Eu andava pela rua e sua lembrança era
alguma coisa encostada em minha cara, travesseiro no ar; era um terceiro braço
que me faltava, e doía um pouco; era uma gravata que me enforcava devagar,
suspensa de uma nuvem. A senhora acharia exagerado se eu lhe dissesse que
aquele amor era uma cruz que eu carregava o dia inteiro e à qual eu dormia
pregado; então serei mais modesto e mais prosaico dizendo que era como um mau
jeito no pescoço que de vez em quando doía como bursite. Eu já tive um mês de
bursite, minha senhora; dói de se dar guinchos, de se ter vontade de saltar
pela janela. Pois que venha outra bursite, mas não volte nunca um amor como
aquele. Bursite é uma dor burra, que dói, dói, mesmo, e vai doendo; a dor do
amor tem de repente uma doçura, um instante de sonho que mesmo sabendo que não
se tem esperança alguma a gente fica sonhando, como um menino bobo que vai
andando distraído e de repente dá uma topada numa pedra.

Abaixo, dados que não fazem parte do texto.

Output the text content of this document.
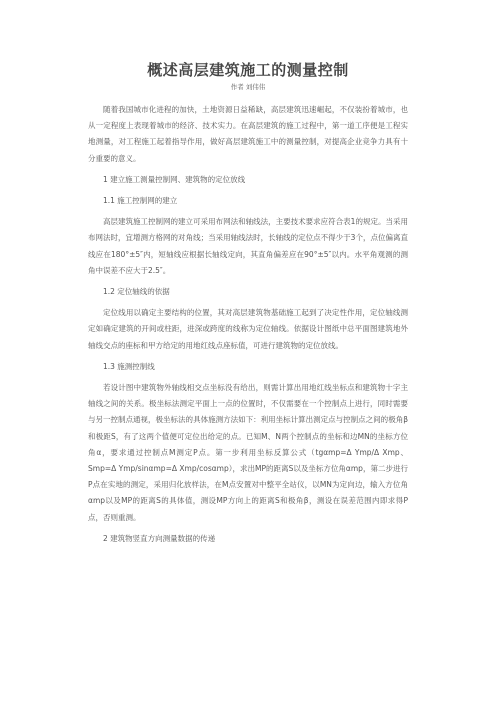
概述高层建筑施工的测量控制
作者 刘伟伟

随着我国城市化进程的加快，土地资源日益稀缺，高层建筑迅速崛起，不仅装扮着城市，也从一定程度上表现着城市的经济、技术实力。在高层建筑的施工过程中，第一道工序便是工程实地测量，对工程施工起着指导作用，做好高层建筑施工中的测量控制，对提高企业竞争力具有十分重要的意义。

1 建立施工测量控制网、建筑物的定位放线
1.1 施工控制网的建立

高层建筑施工控制网的建立可采用布网法和轴线法，主要技术要求应符合表1的规定。当采用布网法时，宜增测方格网的对角线；当采用轴线法时，长轴线的定位点不得少于3个，点位偏离直线应在180°±5″内，短轴线应根据长轴线定向，其直角偏差应在90°±5″以内。水平角观测的测角中误差不应大于2.5″。

1.2 定位轴线的依据

定位线用以确定主要结构的位置，其对高层建筑物基础施工起到了决定性作用，定位轴线测定如确定建筑的开间或柱距，进深或跨度的线称为定位轴线。依据设计图纸中总平面图建筑地外轴线交点的座标和甲方给定的用地红线点座标值，可进行建筑物的定位放线。

1.3 施测控制线

若设计图中建筑物外轴线相交点坐标没有给出，则需计算出用地红线坐标点和建筑物十字主轴线之间的关系。极坐标法测定平面上一点的位置时，不仅需要在一个控制点上进行，同时需要与另一控制点通视，极坐标法的具体施测方法如下：利用坐标计算出测定点与控制点之间的极角β和极距S，有了这两个值便可定位出给定的点。已知M、N两个控制点的坐标和边MN的坐标方位角α，要求通过控制点M测定P点。第一步利用坐标反算公式（tgαmp=Δ Ymp/Δ Xmp、Smp=Δ Ymp/sinαmp=Δ Xmp/cosαmp），求出MP的距离S以及坐标方位角αmp，第二步进行P点在实地的测定，采用归化放样法，在M点安置对中整平全站仪，以MN为定向边，输入方位角αmp以及MP的距离S的具体值，测设MP方向上的距离S和极角β，测设在误差范围内即求得P点，否则重测。

2 建筑物竖直方向测量数据的传递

E a angústia lenta de
quem parece que está morrendo afogado no ar, e o humilde sentimento de ridículo
e de impotência, e o desânimo que às vezes invade o corpo e a alma, e a
"vontade de chorar e de morrer", de que fala o samba?
Por favor, minha delicada leitora; se,
pelo que escrevo, me tem alguma estima, por favor: me deseje uma boa bursite.
Fonte: Português – José
De Nicola – Ensino médio – Volume 1 – 1ª edição, São Paulo, 2009. Editora
Scipione. p. 80.
Entendendo a crônica:
01
– Qual a principal crítica da leitora à crônica de Rubem Braga?
A leitora critica
a maneira como o autor qualifica o amor como algo "incômodo", discordando
da ideia de que um sentimento tão intenso possa ser visto dessa forma.
02
– Como Rubem Braga justifica sua visão sobre o amor, especialmente no contexto
da crônica?
Rubem Braga
justifica sua visão a partir de uma experiência pessoal de amor não
correspondido, que lhe causou grande sofrimento. Ele descreve as sensações
físicas e emocionais associadas a essa experiência, como uma dor constante e
invasiva.
03
– Qual a relação entre a dor física e a dor emocional explorada na crônica?
O autor
estabelece uma analogia entre a dor física (como a bursite) e a dor emocional
causada pelo amor não correspondido. Ambas são descritas como intensas,
persistentes e capazes de afetar profundamente a vida de uma pessoa.
04
– Qual o efeito da lembrança do amor não correspondido na vida do cronista?
A lembrança do
amor não correspondido é uma presença constante na vida do cronista,
causando-lhe sofrimento e angústia. Ele a compara a um fardo que carrega
consigo, uma dor que o acompanha em todos os momentos.
05
– Qual a intenção do autor ao utilizar a expressão "boa bursite" no
final da crônica?
Ao desejar uma
"boa bursite", o autor expressa seu desejo por uma dor física que
seja menos complexa e mais fácil de lidar do que a dor emocional causada pelo
amor não correspondido. É uma forma de ironia, onde ele busca alívio em uma dor
física, mesmo que seja dolorosa.
06 –
Qual a importância da crônica para a compreensão da visão de Rubem Braga sobre
o amor e o sofrimento?
A crônica revela
uma visão complexa e ambivalente sobre o amor. Rubem Braga demonstra que o amor
pode ser tanto uma fonte de alegria quanto de grande sofrimento, e que a
experiência amorosa pode deixar marcas profundas na alma humana.
07
– Como a crônica "Amor e Outros Males" se relaciona com a obra de
Rubem Braga como um todo?
A crônica se
encaixa na obra de Rubem Braga por abordar temas universais como o amor, a dor,
a saudade e a passagem do tempo. O autor utiliza uma linguagem simples e direta
para expressar sentimentos complexos, o que é característico de seu estilo.